After winning Ladakh , Zorawar Singh was presented to Ranjit Singh, and together with Gulab Singh they sought permission to invade Tibet which would have extended the borders of the Sikh kingdom with the Hindu kingdom of Nepal – a possibility which sent shivers down the spine of the British. However, Ranjit Singh advised both Gulab Singh and Zorawar to exercise restraint . But this fiat did not apply to Baltistan, which was taken by the Dogra troops supplemented with Ladakhi contingents who had been recruited by Zorawar , and by the winter of 1839/40 the fort of Skardu which was captured followed by that of Astor .After the death of Ranjit Singh , Gulab Singh left Lahore for Jammu, and was virtually ‘independent’ of the Durbar. This is when Zorawar mounted his Tibet campaign achieving victories right up to Taklakot . In hindsight, it appears that this is the place where he ought to have stopped and consolidated . But when he left for his pilgrimage to Mansarovar, his flanks were exposed, and he died a fighter’s death in the peak winter of 1841 ( December 12, 1842). Such was the terror that the Tibetans waited for a while before approaching his dead body, after which they severed his head from his body and cut his ears : they feared that his body may have some ‘magical powers’ of resurrection . But he had fought so bravely that even the Tibetan adversaries decided to honour him with a chortem (memorial). But within a few weeks of his death, the famous treaty of Chushul was signed which proclaimed ‘ the relationship between Maharaja Gulab Singh of J&K and the Lama Guru of Lhasa (Dalai Lama ) is now established’ and that both promise to ‘recognize ancient boundaries which should be looked after by each side without resorting to warfare.’

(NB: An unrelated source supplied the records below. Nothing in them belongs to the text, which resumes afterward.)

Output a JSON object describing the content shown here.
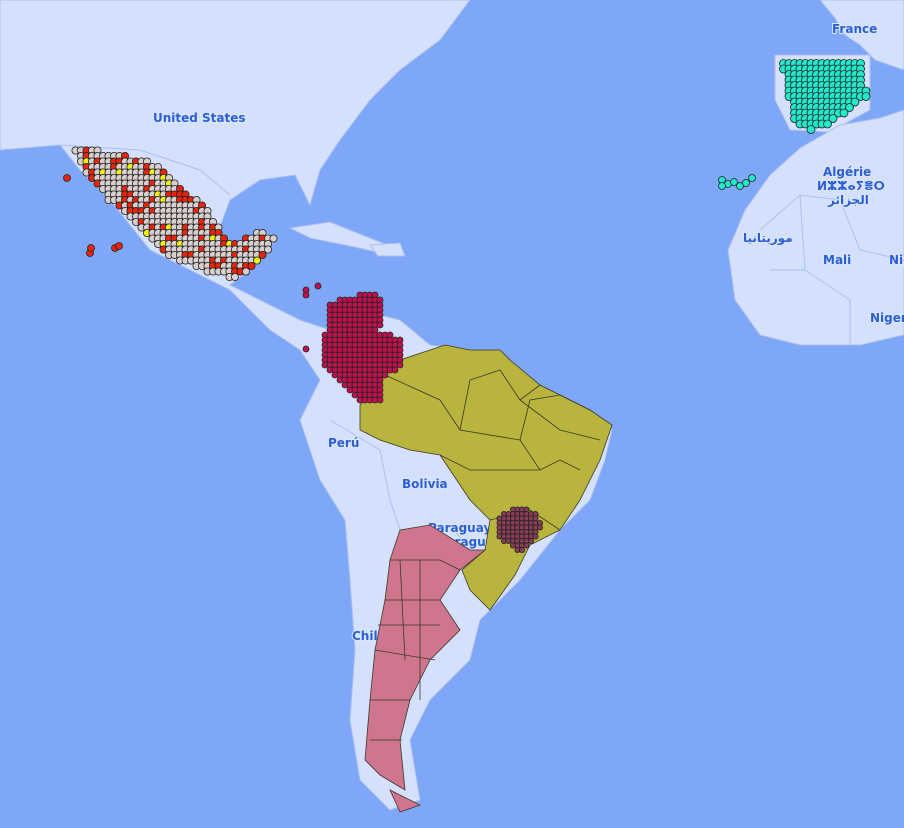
{
  "map": {
    "colors": {
      "ocean": "#7fa7f7",
      "land": "#d5e1fc",
      "border": "#a9bff0",
      "brazil_fill": "#b9b43e",
      "argentina_fill": "#d0758e",
      "colombia_dots": "#c0104e",
      "brazil_south_dots": "#8a3c58",
      "spain_dots": "#22e8cc",
      "mexico_dots_main": "#d9cfcf",
      "mexico_dots_secondary": "#e8240c",
      "mexico_dots_highlight": "#f0f010",
      "polygon_outline": "#3a3a2a"
    },
    "labels": {
      "united_states": "United States",
      "france": "France",
      "algeria_fr": "Algérie",
      "algeria_tfng": "ⵍⵣⵣⴰⵢⴻⵔ",
      "algeria_ar": "الجزائر",
      "mauritania_ar": "موريتانيا",
      "mali": "Mali",
      "niger": "Nig",
      "nigeria": "Nigeri",
      "peru": "Perú",
      "bolivia": "Bolivia",
      "paraguay_1": "Paraguay",
      "paraguay_2": "Paraguái",
      "chile": "Chil"
    },
    "layers": [
      {
        "name": "mexico-points",
        "style": "dots"
      },
      {
        "name": "colombia-points",
        "style": "dots"
      },
      {
        "name": "brazil-states",
        "style": "polygons"
      },
      {
        "name": "brazil-south-points",
        "style": "dots"
      },
      {
        "name": "argentina-provinces",
        "style": "polygons"
      },
      {
        "name": "spain-points",
        "style": "dots"
      }
    ]
  }
}
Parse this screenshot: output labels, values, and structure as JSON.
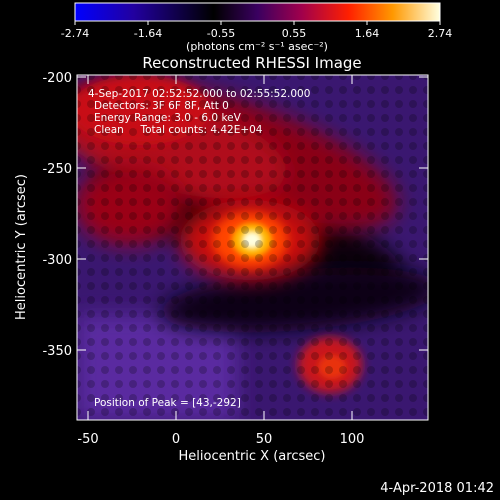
{
  "colorbar": {
    "ticks": [
      "-2.74",
      "-1.64",
      "-0.55",
      "0.55",
      "1.64",
      "2.74"
    ],
    "units_label": "(photons cm⁻² s⁻¹ asec⁻²)",
    "colors": [
      "#0000ff",
      "#2a0090",
      "#000000",
      "#3a0070",
      "#a00050",
      "#ff2a00",
      "#ffb000",
      "#ffffd8"
    ]
  },
  "image": {
    "title": "Reconstructed RHESSI Image",
    "annotation_lines": [
      "4-Sep-2017 02:52:52.000 to 02:55:52.000",
      "Detectors: 3F 6F 8F, Att 0",
      "Energy Range: 3.0 - 6.0 keV",
      "Clean     Total counts: 4.42E+04"
    ],
    "peak_label": "Position of Peak = [43,-292]"
  },
  "axes": {
    "xlabel": "Heliocentric X (arcsec)",
    "ylabel": "Heliocentric Y (arcsec)",
    "xticks": [
      "-50",
      "0",
      "50",
      "100"
    ],
    "yticks": [
      "-200",
      "-250",
      "-300",
      "-350"
    ],
    "xrange": [
      -50,
      140
    ],
    "yrange": [
      -200,
      -390
    ]
  },
  "footer": {
    "date": "4-Apr-2018 01:42"
  }
}
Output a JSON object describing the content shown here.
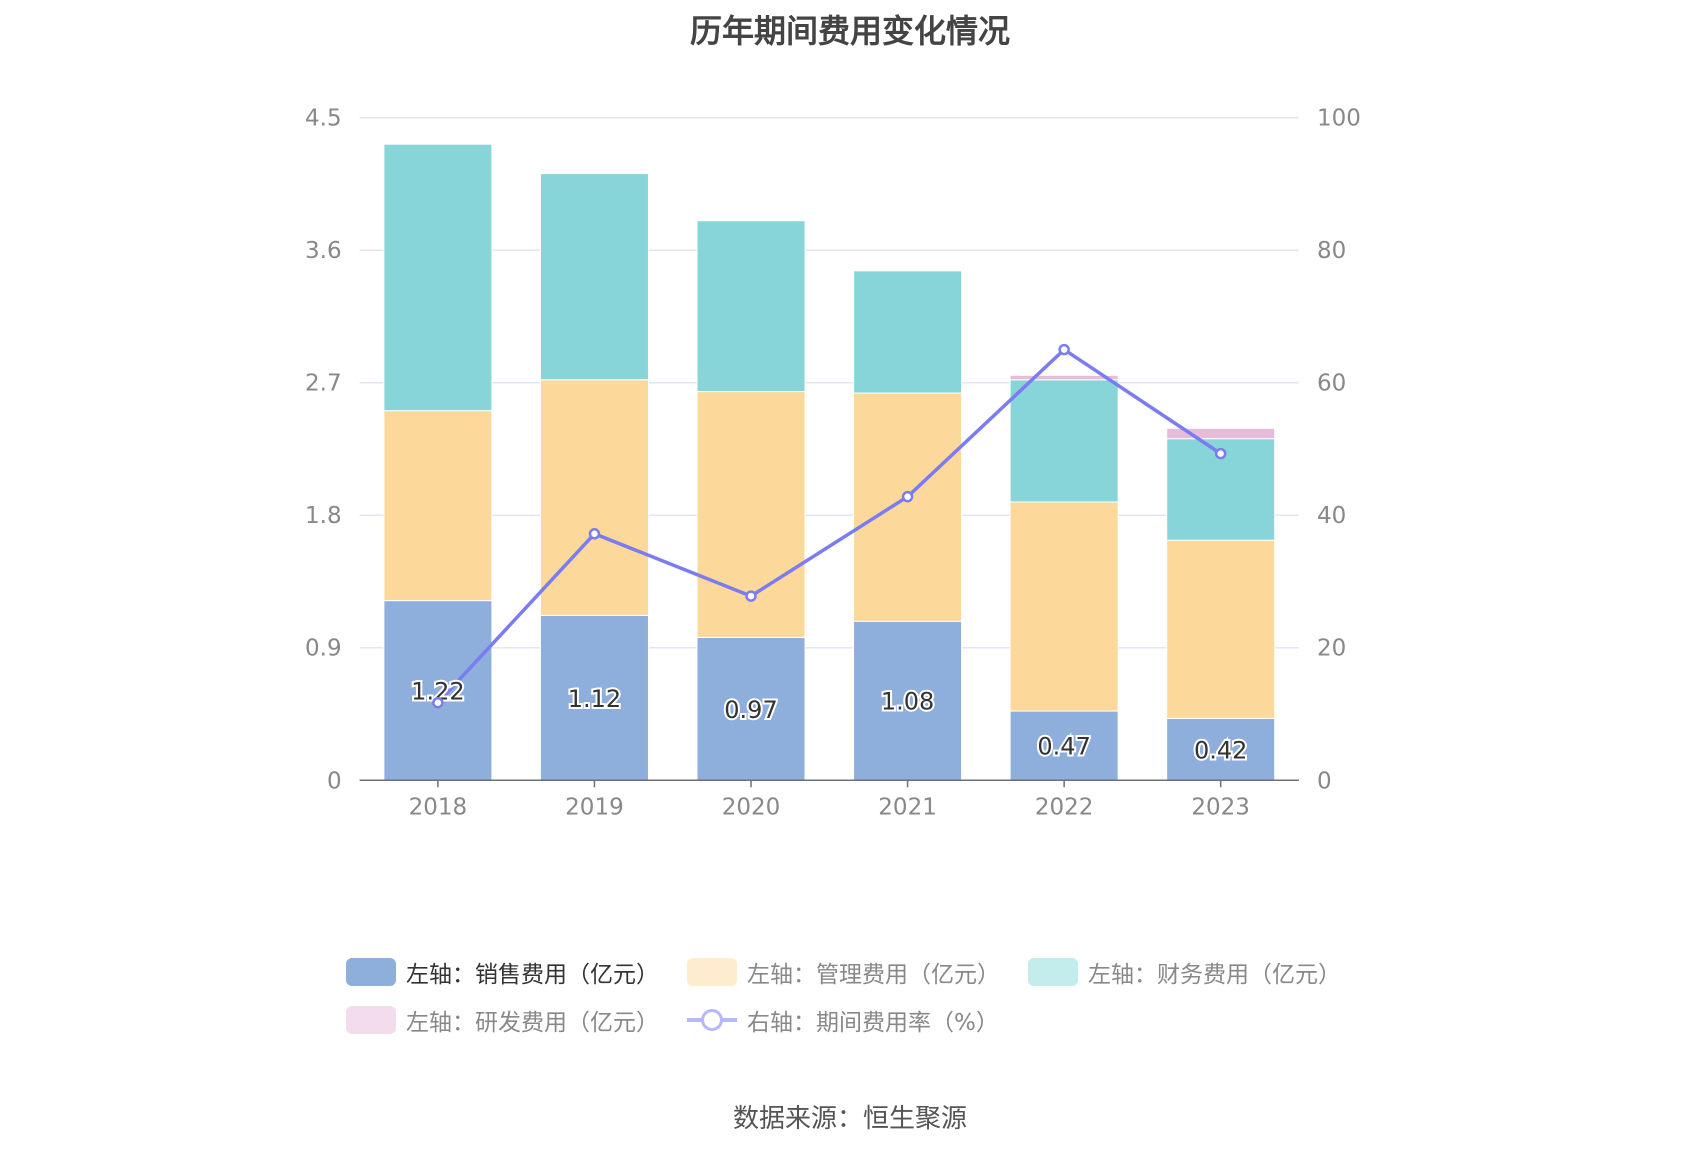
{
  "title": "历年期间费用变化情况",
  "source": "数据来源：恒生聚源",
  "colors": {
    "sales": "#8eaedc",
    "mgmt": "#fdd89b",
    "finance": "#88d5d9",
    "rd": "#e8bbd9",
    "rate": "#7b7cf0",
    "grid": "#e3e6f3",
    "axis_text": "#888888"
  },
  "legend": [
    {
      "label": "左轴：销售费用（亿元）",
      "color": "#8eaedc",
      "type": "box",
      "active": true
    },
    {
      "label": "左轴：管理费用（亿元）",
      "color": "#ffebcd",
      "type": "box",
      "active": false
    },
    {
      "label": "左轴：财务费用（亿元）",
      "color": "#c3ecec",
      "type": "box",
      "active": false
    },
    {
      "label": "左轴：研发费用（亿元）",
      "color": "#f3dcec",
      "type": "box",
      "active": false
    },
    {
      "label": "右轴：期间费用率（%）",
      "color": "#b7b8f7",
      "type": "line",
      "active": false
    }
  ],
  "chart_data": {
    "type": "bar",
    "stacked": true,
    "title": "历年期间费用变化情况",
    "categories": [
      "2018",
      "2019",
      "2020",
      "2021",
      "2022",
      "2023"
    ],
    "y_left": {
      "ticks": [
        "0",
        "0.9",
        "1.8",
        "2.7",
        "3.6",
        "4.5"
      ],
      "range": [
        0,
        4.5
      ]
    },
    "y_right": {
      "ticks": [
        "0",
        "20",
        "40",
        "60",
        "80",
        "100"
      ],
      "range": [
        0,
        100
      ]
    },
    "grid": true,
    "legend_position": "bottom",
    "series": [
      {
        "name": "左轴：销售费用（亿元）",
        "axis": "left",
        "type": "bar",
        "values": [
          1.22,
          1.12,
          0.97,
          1.08,
          0.47,
          0.42
        ],
        "labels": [
          "1.22",
          "1.12",
          "0.97",
          "1.08",
          "0.47",
          "0.42"
        ]
      },
      {
        "name": "左轴：管理费用（亿元）",
        "axis": "left",
        "type": "bar",
        "values": [
          1.29,
          1.6,
          1.67,
          1.55,
          1.42,
          1.21
        ]
      },
      {
        "name": "左轴：财务费用（亿元）",
        "axis": "left",
        "type": "bar",
        "values": [
          1.81,
          1.4,
          1.16,
          0.83,
          0.83,
          0.69
        ]
      },
      {
        "name": "左轴：研发费用（亿元）",
        "axis": "left",
        "type": "bar",
        "values": [
          0,
          0,
          0,
          0,
          0.03,
          0.07
        ]
      },
      {
        "name": "右轴：期间费用率（%）",
        "axis": "right",
        "type": "line",
        "values": [
          11.7,
          37.2,
          27.8,
          42.8,
          65.0,
          49.3
        ]
      }
    ]
  }
}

But though Zorawar was dead, his legend lived on, and the Dogra troops have always looked up to him for inspiration . this heritage was acknowledge by Field Marshal William Slim, 1st Viscount Slim who wrote : The Dogra proved themselves yet again a hardened and courageous fighter. Like his predecessors, he has been proud of his military heritage and has shown himself well versed in the art of war. Nor did he fail to live up to his age-old reputation of combining courage with modesty and good manners as a gentleman should. I know from personal experience that in an army with many fine battalions, the Dogras have not merely upheld their brilliant reputation, but have added lustre to the pages of history of both their own regiment and of the Indian Army.